A composite VO is constructed from multiple typed inputs and exposes data through dedicated accessor methods. Implements only `ValueObject`.

```
PhoneNumberInput { country_code: "CZ", number: "123456789" }
PhoneNumber { e164: "+420123456789" }
value()          → &str → "+420123456789"  (inherent method)
calling_code()   → &str → "+420"
number()         → &str → "123456789"
country_code()   → &CountryCode
```

Examples: `PhoneNumber`, `Money`, `PostalAddress`.

## The trait hierarchy

```rust,ignore
// Base trait — all value objects
pub trait ValueObject: Sized + Clone + PartialEq {
    type Input;
    type Error: std::error::Error;

    fn new(value: Self::Input) -> Result<Self, Self::Error>;
    fn into_inner(self) -> Self::Input;
}

// Subtrait — simple single-primitive newtypes only
pub trait PrimitiveValue: ValueObject {
    type Primitive: ?Sized;
    fn value(&self) -> &Self::Primitive;
}
```

Use `PrimitiveValue` as a bound when you need generic access to the inner value:

```rust,ignore
fn print_value<T: PrimitiveValue<Primitive = str>>(v: &T) {
    println!("{}", v.value());
}
```

For composite types, use the concrete type and its specific accessors.

## Why immutability matters

Once constructed, a value object never changes.
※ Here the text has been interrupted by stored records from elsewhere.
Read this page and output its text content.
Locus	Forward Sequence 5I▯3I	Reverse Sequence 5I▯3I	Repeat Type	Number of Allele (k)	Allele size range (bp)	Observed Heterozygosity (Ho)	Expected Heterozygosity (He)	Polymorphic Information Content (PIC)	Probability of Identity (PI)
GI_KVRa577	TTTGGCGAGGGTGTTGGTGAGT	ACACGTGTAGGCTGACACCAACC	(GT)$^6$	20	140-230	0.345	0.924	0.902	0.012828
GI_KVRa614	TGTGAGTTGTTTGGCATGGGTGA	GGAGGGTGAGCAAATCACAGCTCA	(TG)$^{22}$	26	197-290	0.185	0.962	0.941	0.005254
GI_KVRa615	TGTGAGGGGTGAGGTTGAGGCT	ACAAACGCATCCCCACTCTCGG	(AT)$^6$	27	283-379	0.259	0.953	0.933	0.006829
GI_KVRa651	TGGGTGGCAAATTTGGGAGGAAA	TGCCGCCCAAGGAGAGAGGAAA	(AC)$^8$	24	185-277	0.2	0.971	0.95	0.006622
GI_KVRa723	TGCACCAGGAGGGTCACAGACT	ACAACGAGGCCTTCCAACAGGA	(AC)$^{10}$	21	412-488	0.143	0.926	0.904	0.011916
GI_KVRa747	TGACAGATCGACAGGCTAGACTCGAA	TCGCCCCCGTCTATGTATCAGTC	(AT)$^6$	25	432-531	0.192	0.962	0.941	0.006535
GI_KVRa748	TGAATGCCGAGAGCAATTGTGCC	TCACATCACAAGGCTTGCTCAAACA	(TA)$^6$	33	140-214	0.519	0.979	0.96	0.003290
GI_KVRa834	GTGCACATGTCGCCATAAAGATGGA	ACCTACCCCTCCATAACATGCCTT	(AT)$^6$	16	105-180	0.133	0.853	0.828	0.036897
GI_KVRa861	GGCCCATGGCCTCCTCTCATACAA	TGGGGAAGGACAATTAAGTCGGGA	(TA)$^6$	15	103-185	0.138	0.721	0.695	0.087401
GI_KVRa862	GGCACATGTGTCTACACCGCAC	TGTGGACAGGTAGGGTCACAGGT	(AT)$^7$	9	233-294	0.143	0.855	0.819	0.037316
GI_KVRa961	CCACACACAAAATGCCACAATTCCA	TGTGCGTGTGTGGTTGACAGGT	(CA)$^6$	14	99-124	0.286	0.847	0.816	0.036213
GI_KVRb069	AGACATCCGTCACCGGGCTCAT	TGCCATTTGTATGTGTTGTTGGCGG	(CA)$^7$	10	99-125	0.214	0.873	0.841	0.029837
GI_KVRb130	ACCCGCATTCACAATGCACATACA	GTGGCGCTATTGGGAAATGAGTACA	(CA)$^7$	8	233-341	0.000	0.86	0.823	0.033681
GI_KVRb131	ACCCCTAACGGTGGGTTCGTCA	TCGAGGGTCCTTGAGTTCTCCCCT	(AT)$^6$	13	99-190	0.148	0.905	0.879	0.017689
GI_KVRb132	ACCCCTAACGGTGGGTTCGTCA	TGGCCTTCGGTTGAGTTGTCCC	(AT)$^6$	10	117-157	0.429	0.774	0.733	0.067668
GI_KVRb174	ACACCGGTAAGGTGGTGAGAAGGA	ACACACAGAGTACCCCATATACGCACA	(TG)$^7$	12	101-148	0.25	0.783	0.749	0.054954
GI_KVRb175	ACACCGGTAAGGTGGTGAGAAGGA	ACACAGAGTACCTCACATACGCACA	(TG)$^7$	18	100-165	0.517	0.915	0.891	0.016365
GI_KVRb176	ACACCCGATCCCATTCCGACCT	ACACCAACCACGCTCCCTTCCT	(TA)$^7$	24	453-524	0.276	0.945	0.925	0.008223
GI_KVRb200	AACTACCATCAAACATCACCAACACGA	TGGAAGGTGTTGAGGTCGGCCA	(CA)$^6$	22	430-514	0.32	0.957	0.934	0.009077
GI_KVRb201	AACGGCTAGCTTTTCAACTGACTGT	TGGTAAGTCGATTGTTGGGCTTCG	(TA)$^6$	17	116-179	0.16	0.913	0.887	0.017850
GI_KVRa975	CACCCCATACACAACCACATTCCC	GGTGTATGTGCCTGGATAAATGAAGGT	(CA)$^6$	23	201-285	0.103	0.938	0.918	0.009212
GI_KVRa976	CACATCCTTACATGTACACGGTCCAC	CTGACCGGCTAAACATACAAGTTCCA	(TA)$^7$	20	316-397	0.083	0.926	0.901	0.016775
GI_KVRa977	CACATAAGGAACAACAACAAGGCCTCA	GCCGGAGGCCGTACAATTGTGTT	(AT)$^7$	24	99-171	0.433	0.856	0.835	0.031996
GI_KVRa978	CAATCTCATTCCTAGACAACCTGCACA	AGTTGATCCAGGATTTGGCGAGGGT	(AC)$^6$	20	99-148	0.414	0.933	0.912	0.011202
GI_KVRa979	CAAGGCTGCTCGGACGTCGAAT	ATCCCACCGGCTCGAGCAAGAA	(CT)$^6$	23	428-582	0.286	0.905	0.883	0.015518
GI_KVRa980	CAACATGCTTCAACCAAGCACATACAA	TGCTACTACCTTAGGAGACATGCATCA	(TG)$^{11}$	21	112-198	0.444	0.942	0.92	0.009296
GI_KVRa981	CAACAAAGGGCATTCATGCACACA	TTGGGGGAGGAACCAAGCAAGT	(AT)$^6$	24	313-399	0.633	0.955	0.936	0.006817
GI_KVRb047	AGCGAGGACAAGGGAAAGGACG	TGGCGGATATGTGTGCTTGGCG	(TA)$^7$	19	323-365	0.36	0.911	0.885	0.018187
There are no setters. If you need a different value, you construct a new instance. This means:

- The type system enforces validity — not documentation, not tests, not convention
- Value objects are safe to share across threads (`Clone` + no mutation)
- Equality is structural — two `EmailAddress("user@example.com")` instances are always equal

## Normalisation

Many value objects normalise their input on construction:

| Type | Normalisation |
|---|---|
| `EmailAddress` | trimmed, lowercased |
| `CountryCode` | trimmed, uppercased |
| `PhoneNumber` | non-digit characters stripped, stored as E.164 |

This means `EmailAddress::new("User@Example.COM")` and `EmailAddress::new("user@example.com")` produce equal instances.

## Errors

All validation errors are variants of `ValidationError`. See [error handling](../README.md#error-handling) in the README.